In this case, the only legal issues and claims for damages arose out of the partnership agreement. James had an equitable right to judicial accounting, and until that accounting was complete, legal issues could not be decided. Although both parties sought damages for legal issues, those issues were intertwined with the equitable relief and were merely incidental to the judicial accounting-they did not have a distinct legal nature. Furthermore, the claims involving the partnership were extensive, complex, and the accounts had not been wound up, so a jury would not have been able to conveniently or accurately investigate the legal claims. Thus, the Circuit Court properly found that Marn had no right to a jury trial for the judicial accounting case.
C. The trial court did not abuse its discretion by appointing a liquidating receiver.
Marn spends the first half of his argument on point of error G reasserting that the dissolution of AWI and MA was erroneous. As already addressed in Section A above, the Circuit Court did not err in dissolving AWI and MA.
Marn acknowledges that the Circuit Court had the power to liquidate a corporation whose directors and/or shareholders are deadlocked and continuation of the corporation's business is not practical, but argues that the exercise of this power is not “appropriate” in this case. Marn cites to In re Dissolution of Midnight Star Enters., L.F. ex rel. Midnight Star Enterprises, Ltd., 724 N.W.2d. 334 (S.D.2006), to prove that “the law is clear that, even in the event of dissolution of a partnership, liquidation is not necessarily mandated.”

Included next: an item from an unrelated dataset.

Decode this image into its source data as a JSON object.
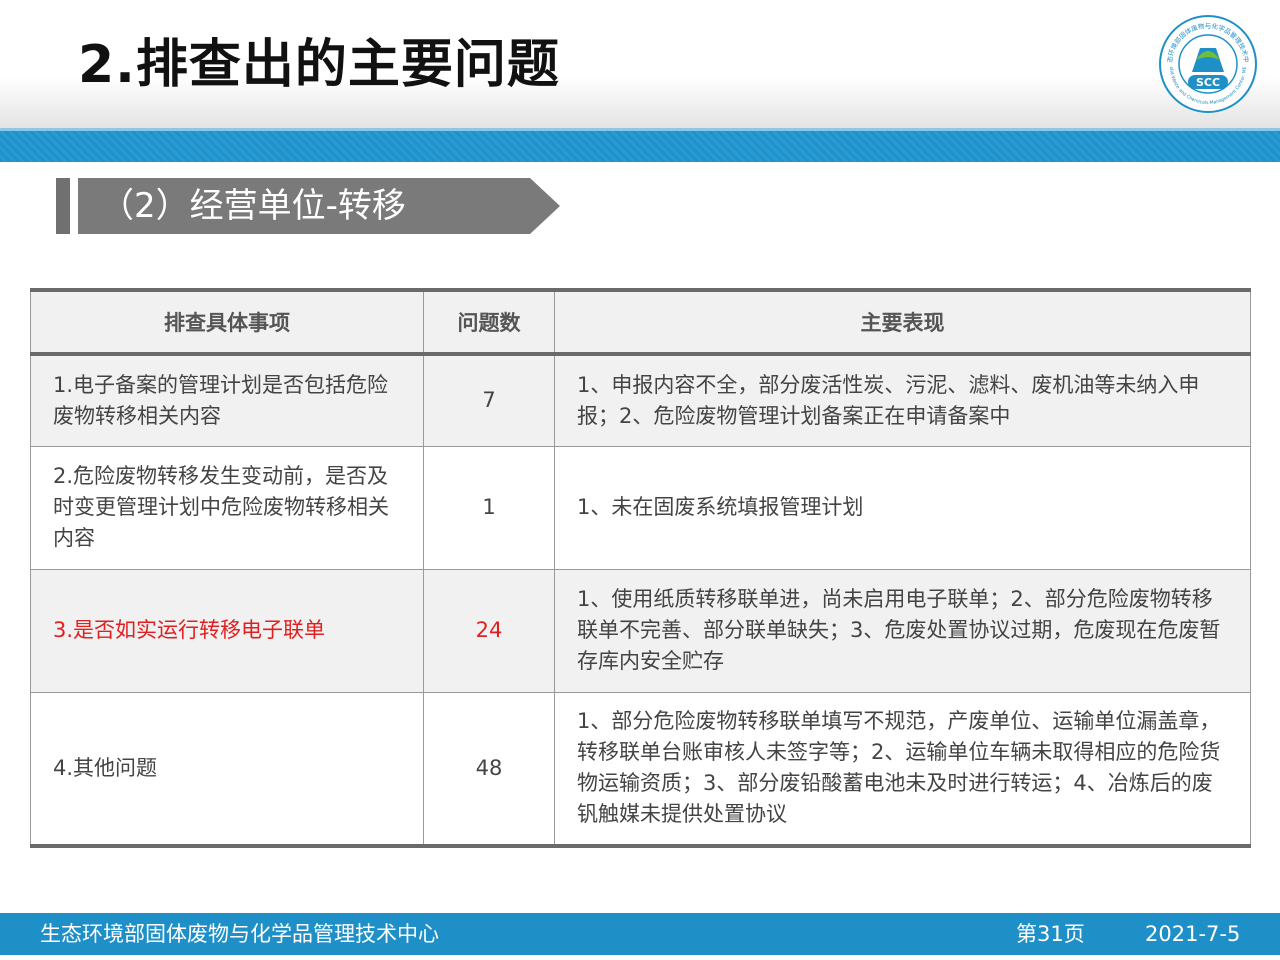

In Midnight Star Enters., the South Dakota Supreme Court determined “whether the circuit court can order a partnership to be sold on the open market when the majority owners want to continue to run the business.” 724 N.W.2d. at 339. In that case, the owners of the majority interest, 93.5 partnership units, wanted to continue the business. Id. at 340. In noting that “to sell an owner's property without [his] consent is an extreme exercise of power warranted only in clear cases,” (citations and internal quotations omitted), the court saw no reason not to allow the withdrawing partner to be bought out after dissolution. Id.
The facts of Midnight Star Enters. are substantially different from the facts of this case. Here, only fifty percent of the owners (Marn and Eric) were in favor of continuing the business. Further, the history of this dispute, and the explicit findings that Marn had acted oppressively, fraudulently, and had misapplied or wasted corporate assets made it a clear case that the Circuit Court's exercise of power was warranted. Moreover, James applied for the appointment of a liquidating receiver pursuant to HRS § 425D–803 (1993).

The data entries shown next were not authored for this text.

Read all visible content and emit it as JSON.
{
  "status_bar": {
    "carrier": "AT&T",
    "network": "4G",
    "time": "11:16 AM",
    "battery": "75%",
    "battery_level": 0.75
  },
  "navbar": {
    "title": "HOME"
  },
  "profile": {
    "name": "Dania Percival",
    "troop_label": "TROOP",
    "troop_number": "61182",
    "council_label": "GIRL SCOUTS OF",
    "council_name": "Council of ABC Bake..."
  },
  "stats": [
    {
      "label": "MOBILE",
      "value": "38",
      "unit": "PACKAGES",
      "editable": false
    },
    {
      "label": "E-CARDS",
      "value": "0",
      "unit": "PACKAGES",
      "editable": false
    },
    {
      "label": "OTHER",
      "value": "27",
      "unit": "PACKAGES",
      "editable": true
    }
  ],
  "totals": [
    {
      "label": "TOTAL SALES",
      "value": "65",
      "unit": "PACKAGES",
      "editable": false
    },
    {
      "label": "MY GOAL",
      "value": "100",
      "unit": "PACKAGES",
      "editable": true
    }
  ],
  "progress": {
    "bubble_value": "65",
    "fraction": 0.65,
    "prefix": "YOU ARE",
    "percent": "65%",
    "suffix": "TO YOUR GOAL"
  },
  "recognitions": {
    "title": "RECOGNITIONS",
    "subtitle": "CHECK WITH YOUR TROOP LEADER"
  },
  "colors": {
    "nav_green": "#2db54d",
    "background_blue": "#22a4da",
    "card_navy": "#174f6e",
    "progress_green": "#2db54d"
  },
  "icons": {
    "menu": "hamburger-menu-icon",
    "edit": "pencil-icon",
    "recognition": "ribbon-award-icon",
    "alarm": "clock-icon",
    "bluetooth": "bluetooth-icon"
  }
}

HRS Chapter 425D was effective Janaury 1, 1990, 1989 Haw. Sess. Laws Act 288, § 5 at 643, and was repealed and replaced by HRS Chapter 425E effective July 1, 2004. 2003 Haw. Sess, Laws Act 210 §§ 14, 16 at 637.

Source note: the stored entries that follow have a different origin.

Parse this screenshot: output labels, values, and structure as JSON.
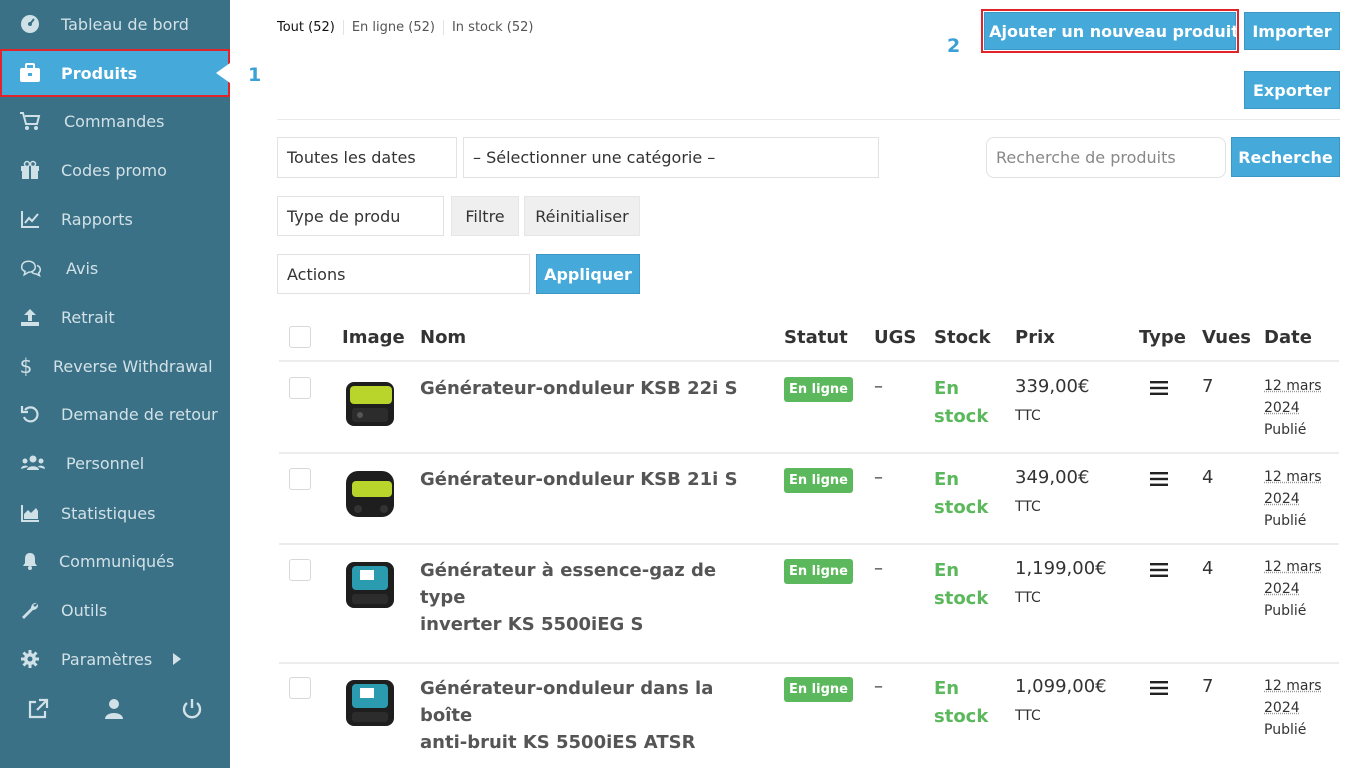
{
  "sidebar": {
    "items": [
      {
        "label": "Tableau de bord",
        "icon": "dashboard-icon"
      },
      {
        "label": "Produits",
        "icon": "briefcase-icon"
      },
      {
        "label": "Commandes",
        "icon": "cart-icon"
      },
      {
        "label": "Codes promo",
        "icon": "gift-icon"
      },
      {
        "label": "Rapports",
        "icon": "chart-line-icon"
      },
      {
        "label": "Avis",
        "icon": "comments-icon"
      },
      {
        "label": "Retrait",
        "icon": "upload-icon"
      },
      {
        "label": "Reverse Withdrawal",
        "icon": "dollar-icon"
      },
      {
        "label": "Demande de retour",
        "icon": "undo-icon"
      },
      {
        "label": "Personnel",
        "icon": "users-icon"
      },
      {
        "label": "Statistiques",
        "icon": "chart-area-icon"
      },
      {
        "label": "Communiqués",
        "icon": "bell-icon"
      },
      {
        "label": "Outils",
        "icon": "wrench-icon"
      },
      {
        "label": "Paramètres",
        "icon": "gear-icon"
      }
    ],
    "active": "Produits",
    "bottom_icons": [
      "external-link-icon",
      "user-icon",
      "power-icon"
    ]
  },
  "markers": {
    "one": "1",
    "two": "2"
  },
  "status_links": [
    "Tout (52)",
    "En ligne (52)",
    "In stock (52)"
  ],
  "buttons": {
    "add": "Ajouter un nouveau produit",
    "import": "Importer",
    "export": "Exporter",
    "search": "Recherche",
    "filter": "Filtre",
    "reset": "Réinitialiser",
    "apply": "Appliquer"
  },
  "filters": {
    "dates": "Toutes les dates",
    "category": "– Sélectionner une catégorie –",
    "search_placeholder": "Recherche de produits",
    "type": "Type de produ",
    "actions": "Actions"
  },
  "table": {
    "headers": [
      "Image",
      "Nom",
      "Statut",
      "UGS",
      "Stock",
      "Prix",
      "Type",
      "Vues",
      "Date"
    ],
    "rows": [
      {
        "name_l1": "Générateur-onduleur KSB 22i S",
        "name_l2": "",
        "status": "En ligne",
        "ugs": "–",
        "stock_l1": "En",
        "stock_l2": "stock",
        "price": "339,00€",
        "tax": "TTC",
        "views": "7",
        "date_l1": "12 mars",
        "date_l2": "2024",
        "published": "Publié",
        "color": "#b9d42a"
      },
      {
        "name_l1": "Générateur-onduleur KSB 21i S",
        "name_l2": "",
        "status": "En ligne",
        "ugs": "–",
        "stock_l1": "En",
        "stock_l2": "stock",
        "price": "349,00€",
        "tax": "TTC",
        "views": "4",
        "date_l1": "12 mars",
        "date_l2": "2024",
        "published": "Publié",
        "color": "#b9d42a"
      },
      {
        "name_l1": "Générateur à essence-gaz de type",
        "name_l2": "inverter KS 5500iEG S",
        "status": "En ligne",
        "ugs": "–",
        "stock_l1": "En",
        "stock_l2": "stock",
        "price": "1,199,00€",
        "tax": "TTC",
        "views": "4",
        "date_l1": "12 mars",
        "date_l2": "2024",
        "published": "Publié",
        "color": "#2b9bb0"
      },
      {
        "name_l1": "Générateur-onduleur dans la boîte",
        "name_l2": "anti-bruit KS 5500iES ATSR",
        "status": "En ligne",
        "ugs": "–",
        "stock_l1": "En",
        "stock_l2": "stock",
        "price": "1,099,00€",
        "tax": "TTC",
        "views": "7",
        "date_l1": "12 mars",
        "date_l2": "2024",
        "published": "Publié",
        "color": "#2b9bb0"
      }
    ]
  }
}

Under HRS § 425D–803, where a limited partnership is without a general partner, “the limited partners[ ] may wind up the limited partnership's affairs; but the circuit court of the circuit in which the principal place of business of the limited partnership is located may wind up the limited partnership's affairs upon application of any partner[.]” Thus, the Circuit Court had statutory authority to liquidate the partnership and did not abuse its discretion by exercising this power.
MA was without a general partner, because AWI, its general partner, had been dissolved.
IV.
[137 Hawai'i 7]
Based on the foregoing, we affirm the October 25, 2010 Partial Final Judgment entered by the Circuit Court of the First Circuit.